Jiarui Chen, Hong-Hin Cheong, and Shirley Weng In Siu.
xDeep-AcPEP: Deep Learning Method for Anticancer Peptide Activity Prediction based on Convolutional Neural Network and Multi-Task Learning.

Journal xxx, 2020 (under review)

What are Anticancer Peptides (ACP)?

Cancer is one of the leading causes of death worldwide. Conventional cancer treatment relies on radiotherapy and chemotherapy, but both methods bring severe side effects to patients, as these therapies not only attack cancer cells but also damage normal cells. Anticancer peptides (ACPs) are a promising alternative as therapeutic agents that are efficient and selective against tumor cells. Several modes of mechanism of ACPs are known: They attack cancers by disrupting their cell membranes. They penetrate into the mitochondria, causing release of cytochrome C and apoptosis. They may target certain membrane receptors, modulating signal transduction and cell cycle.

AcPEP: Method to Classify ACPs and non-ACPs

(Work in progress)

xDeep-AcPEP: Method to Predict the Biological Activity of ACPs against Cancers

xDeep-AcPEP is a novel regression method based on convolutional neural network and multi-task learning to predict the bioactivity of anticancer peptides. A set of cancer-specific models were trained using the CancerPPD data sets to predict for six tumor cells: breast, colon, cervix, lung, skin, and prostate.

As shown in the workflow figure (Figure 1), we chose the following 4 descriptors to describe a sequence into numerical form: AAINDEX (AAI), BLOSUM62 (BLO), Z-scale descriptor (ZSC) and Binary profile (BIN). The encoder contains two 1D-convolutional layers with ReLU, two average pooling layers, two batch normalization layers and one max pooling layer. The regressor contains three fully connected layers with one final output neuron. We define the applicability domain (AD) of each model to allow estimation of the uncertainty in the prediction for an unknown instance. The Euclidean distance between an instance and the centroid of the training data in the feature space is measured. If the instance is within a pre-defined cutoff (Z), then prediction can be made with confidence.

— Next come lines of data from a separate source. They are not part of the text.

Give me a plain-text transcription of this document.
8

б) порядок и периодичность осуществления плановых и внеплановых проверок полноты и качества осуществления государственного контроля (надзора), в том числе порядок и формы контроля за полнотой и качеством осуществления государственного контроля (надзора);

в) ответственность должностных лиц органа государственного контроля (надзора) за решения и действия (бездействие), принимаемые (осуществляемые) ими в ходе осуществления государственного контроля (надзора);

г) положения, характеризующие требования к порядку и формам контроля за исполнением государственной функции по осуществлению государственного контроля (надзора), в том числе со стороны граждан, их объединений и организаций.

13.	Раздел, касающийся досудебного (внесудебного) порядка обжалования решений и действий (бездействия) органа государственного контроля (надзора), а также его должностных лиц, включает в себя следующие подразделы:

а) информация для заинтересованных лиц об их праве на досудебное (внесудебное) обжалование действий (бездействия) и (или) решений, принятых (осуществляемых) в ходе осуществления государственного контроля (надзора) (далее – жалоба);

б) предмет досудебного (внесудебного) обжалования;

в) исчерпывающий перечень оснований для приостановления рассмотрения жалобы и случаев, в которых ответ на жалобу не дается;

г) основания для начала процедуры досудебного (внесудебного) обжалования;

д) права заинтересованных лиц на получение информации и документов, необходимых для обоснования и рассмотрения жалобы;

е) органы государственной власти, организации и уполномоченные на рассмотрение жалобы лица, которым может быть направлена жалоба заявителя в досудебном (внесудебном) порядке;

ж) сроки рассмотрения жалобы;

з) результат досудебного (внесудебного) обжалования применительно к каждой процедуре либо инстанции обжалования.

Figure 1. The development workflow of xDeep-AcPEP.

Model Performance

Using repeated five-fold cross validation, we assessed the performance of our models in a range of AD cutoffs (Z=0.5 to 2.0), i.e. four domains with incremental coverage areas were defined. The results in Figure 2 show:

  1. For all tissue types, there is a trend that the performance of the model improves as the scope of the AD shrinks (decreasing Z).

  2. With AD shrinks, a large amount of data is dropout and may lead to an unstable change in the resulting model (increasing standard deviation).

Switching from Z= 1.0 to Z= 0.5, a large amount of data is dropout that led to a substantial change in the resulting model. We want to find a balance between data coverage and model performance, i.e. we want to include as much data as possible while trying to reduce noisy data or outliners that are affecting the performance. Because of the unstable performance of the AD models using Z= 0.5, we eventually selected 1.0 as the default Z value.

Overall, the optimal models with AD=1.0 achieve an average MSE of 0.24 (-log M) and PCC of 0.74.

Figure 2. Multi-task models with different AD cutoffs.